Sporadic outbreaks in Africa have generally killed hundreds each time it's happened. In late 1989, an outbreak of the similar Reston virus near the Washington, DC suburb of the same name scared the hell out of everyone, but that outbreak was limited to monkeys. Most recently, outbreaks in 2012 killed 17 people in Western Uganda and 34 people in the Democratic Republic of the Congo. Ebola is so deadly because it has an unusually high replication rate. It often takes just days to go from infection to death.
But a treatment, known as MB-003 by researchers at the US Army Medical Research Institute of Infectious Diseases, might give us some hope of fighting it. In a test with macaques, of those given MB-003 within an hour of Ebola infection, 100 percent lived.
It was the first time that scientists were able to successfully treat cases of Ebola after visible symptoms and a positive lab test had occurred.

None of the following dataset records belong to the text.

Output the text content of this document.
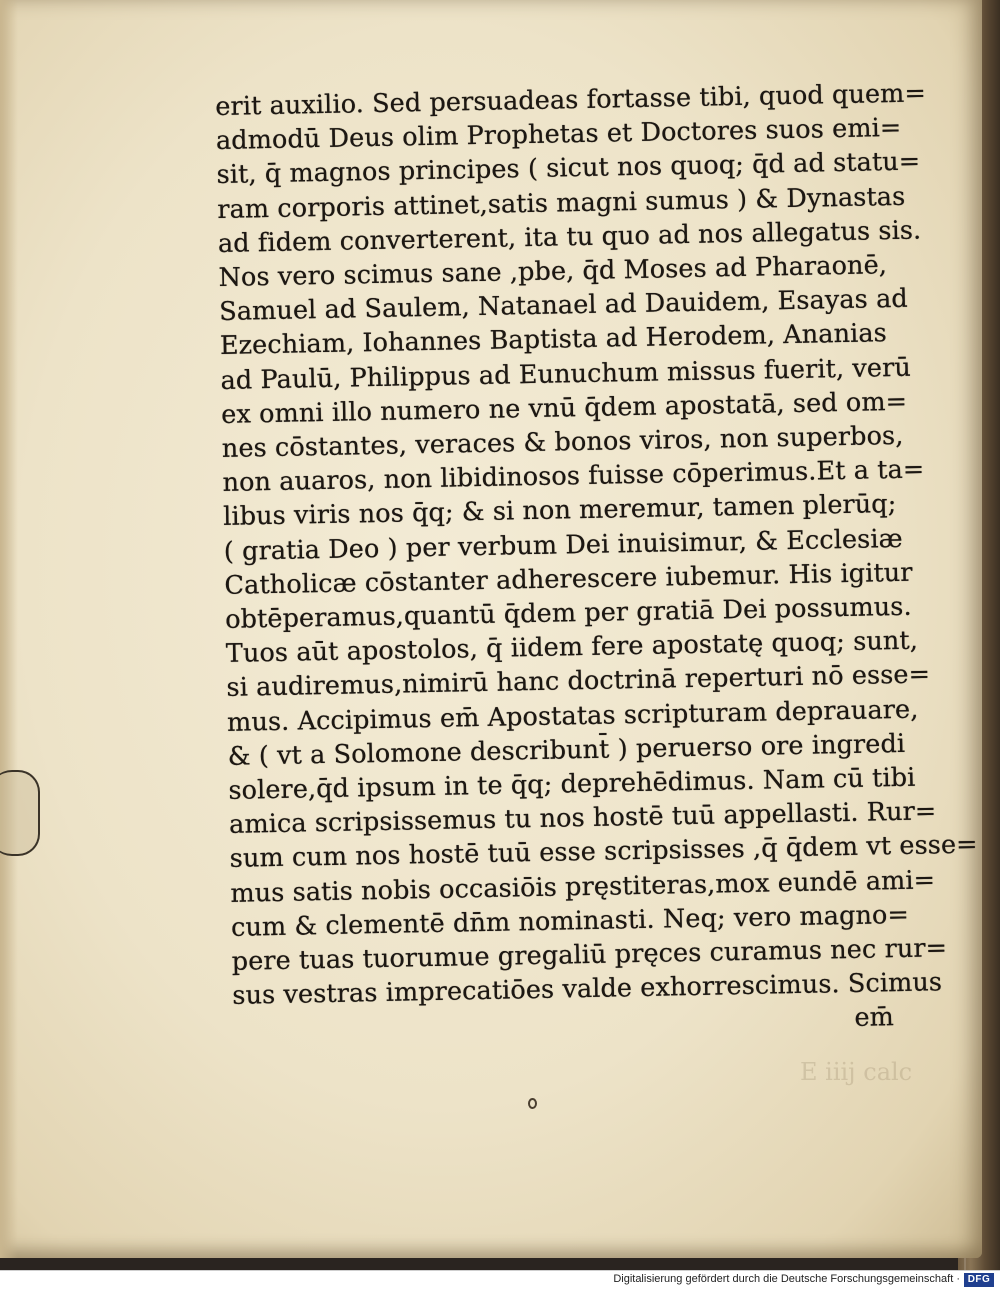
erit auxilio. Sed persuadeas fortasse tibi, quod quem=
admodū Deus olim Prophetas et Doctores suos emi=
sit, q̄ magnos principes ( sicut nos quoq; q̄d ad statu=
ram corporis attinet,satis magni sumus ) & Dynastas
ad fidem converterent, ita tu quo ad nos allegatus sis.
Nos vero scimus sane ,pbe, q̄d Moses ad Pharaonē,
Samuel ad Saulem, Natanael ad Dauidem, Esayas ad
Ezechiam, Iohannes Baptista ad Herodem, Ananias
ad Paulū, Philippus ad Eunuchum missus fuerit, verū
ex omni illo numero ne vnū q̄dem apostatā, sed om=
nes cōstantes, veraces & bonos viros, non superbos,
non auaros, non libidinosos fuisse cōperimus.Et a ta=
libus viris nos q̄q; & si non meremur, tamen plerūq;
( gratia Deo ) per verbum Dei inuisimur, & Ecclesiæ
Catholicæ cōstanter adherescere iubemur. His igitur
obtēperamus,quantū q̄dem per gratiā Dei possumus.
Tuos aūt apostolos, q̄ iidem fere apostatę quoq; sunt,
si audiremus,nimirū hanc doctrinā reperturi nō esse=
mus. Accipimus em̄ Apostatas scripturam deprauare,
& ( vt a Solomone describunt̄ ) peruerso ore ingredi
solere,q̄d ipsum in te q̄q; deprehēdimus. Nam cū tibi
amica scripsissemus tu nos hostē tuū appellasti. Rur=
sum cum nos hostē tuū esse scripsisses ,q̄ q̄dem vt esse=
mus satis nobis occasiōis pręstiteras,mox eundē ami=
cum & clementē dn̄m nominasti. Neq; vero magno=
pere tuas tuorumue gregaliū pręces curamus nec rur=
sus vestras imprecatiōes valde exhorrescimus. Scimus
em̄
E iiij calc
Digitalisierung gefördert durch die Deutsche Forschungsgemeinschaft · DFG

That timeline is not going to be feasible in an outbreak scenario, so they pushed the window back further: Two thirds survived when treated within 48 hours, and 43 percent survived when given the "antibody cocktail" four days after exposure.
MB-003 works by pumping the body full of a huge number of antibodies, which supplement the victim's natural immune system response, which is almost always too slow to save them on its own. Macaques who received the treatment didn't show any side effects from the drug.
A less-than-50-percent survival rate doesn't seem all that high, but it was the first time ever that scientists were able to successfully treat cases of Ebola after visible symptoms and a positive lab test for Ebola had occurred. Every member of an untreated control group died.
"By requiring both a documentable fever and a positive diagnostic assay result for Ebola infection before initiating treatment in these animals, we were able to use MB-003 as a true therapeutic countermeasure," said Gene Olinger, an author of the study, which was published in Science Translational Medicine. "These initial results push the threshold of MB-003 from post-exposure prophylaxis to treating verified illness."
In a real outbreak scenario, the researchers say that exposure alone, given that there were no side effects from MB-003, would likely be enough to treat a patient.
"The requirement of [having both a fever and a positive diagnostic test] in this study was likely more stringent than would be required for therapy during a known outbreak where detection of [the virus] would be sufficient to initiate treatment," they write.
Though more testing is needed before the drug is approved for use in humans, in an outbreak scenario, MB-003 could be ready to go in as little as two weeks, according to the company the Army asked to make it. And right now, it represents the best option we have.